YY1 negatively regulates miR-1 during CTX-induced muscle regeneration.
(A) Tibialis anterior (TA) muscles from six-week old C57/BL6 background mice were injected with 10 µM cardiotoxin (CTX). RNAs and proteins were then extracted from injected muscles at the indicated days post-injection, and qRT-PCR was performed to measure the expression of miR-1 and miR-133, normalized to U6. Expression folds are shown with respect to day 0 where miR-1 and miR-133 levels were set to a value of 1. Quantitative values are represented as means ± S.D. (B) YY1 expression was measured by Western blotting. α-Tubulin was used as a loading control. Numbers below indicates the quantification by densitometry. (C) TA muscles from 6 week C57/BL6 background mice were injected CTX at day 0, followed by injection with siNC (left leg) and siYY1 oligos (right leg) 6 hours later. And re-injection of siRNA oligos was performed every other day for two more times. The injected muscles were harvested at the indicated days.

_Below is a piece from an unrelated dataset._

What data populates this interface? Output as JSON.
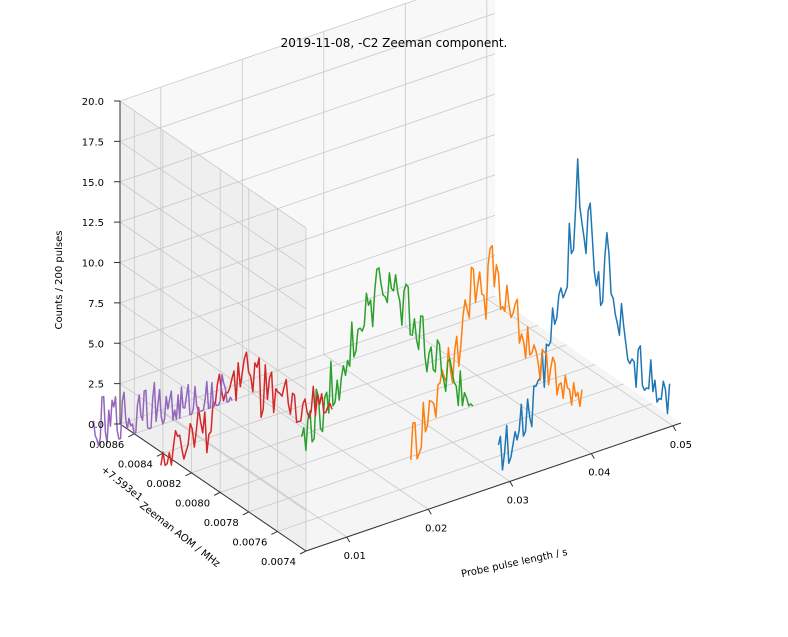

N = 6 for each group. (D) Expressions of miR-1 and miR-133 were detected by qRT-PCR in CTX/siRNA injected muscles at day 2, 4 and 6, normalized to U6. Expression folds are shown with respect to siNC where miR-1 and miR-133 levels were set to a value of 1. (E) Western blotting was performed to analyze the expression of YY1, Pax7, MyoD and Myogenin. α-Tubulin was used as a loading control. Data is representative of 6 mice. (F) Expression of Pax7 and MyoD RNA levels were also detected by qRT-PCR normalized with GAPDH. Expression folds are shown with respect to siNC where Pax7 and MyoD levels were set to a value of 1. Quantitative values are represented as mean ± S.D. The p value was determined by Student's T-test: *p<0.05, **p<0.01, ***p<0,001.
Figure 7.
miR-1 inhibits YY1 expression through targeting its 3′UTR.
(A) Predicted target site of miR-1 in the 3′UTR of mouse YY1. (B) A wild type (WT) luciferase reporter plasmid was generated by fusing a ∼500 bp fragment of the YY1 3′UTR encompassing the miR-1 binding site downstream of the luciferase (Luc) reporter gene. The mutant plasmid was generated by mutating the miR-1 binding site from ACAUUCU to GGGCCUU. WT or Mutant reporter construct was transfected into C2C12 cells with indicated miRNA oligos and Renilla luciferase reporter plasmid. Luciferase activities were determined at 48 h post-transfection and normalized to Renilla readings. Relative Luciferase Unit (RLU) is shown with respect to wild type and NC transfection where luciferase activities were set to a value of 1. The data represent the average of three independent experiments ± S.D. (C) Upper: C2C12 myoblasts were transfected with either NC or miR-1 oligos. Total RNAs were used to detect YY1 expression level with GAPDH as normalization. Expression folds are shown with respect to negative control where YY1 levels were set to a value of 1. Quantitative values are represented as mean ± S.D. Lower: YY1 protein was then probed in extracts from cells 48 hr after transfection. Blots were stripped and reprobed for α-Tubulin as the loading control. The p value was determined by Student's T-test: *p<0.05, **p<0.01, ***p<0.001.
Figure 8.
A model of NF-κB-YY1-miR-1-Pax7 circuit in skeletal myogenesis.
The model depicts the role of the NF-κB-YY1-miR-1 regulatory circuit in myogenic differentiation. This circuit involves the constitutive activity of NF-κB in myoblasts that regulates YY1 expression which subsequently suppresses miR-1 expression epigenetically and maintains cells in an undifferentiated state. As differentiation is initiated, the down-regulation of the NF-κB-YY1 pathway leads to concomitant up-regulation of miR-1 that in turns further decreases YY1 as well as Pax7 levels to ensure proper differentiation into myotubes. (B) Network visualization depicting YY1-centered circuitry drawn by Cytoscape. Findings from the current studies demonstrate a repression of miR-1, miR-133 and miR-206 by YY1. Together with previous findings, these interactions constitute an YY1-miRNA regulatory network. YY1, Yellow octagon; miRNAs, red diamonds; Experimentally validated miRNA targets, grey circles; red blunted arrows, transcriptional repression; black blunted arrows, post-transcriptional repression.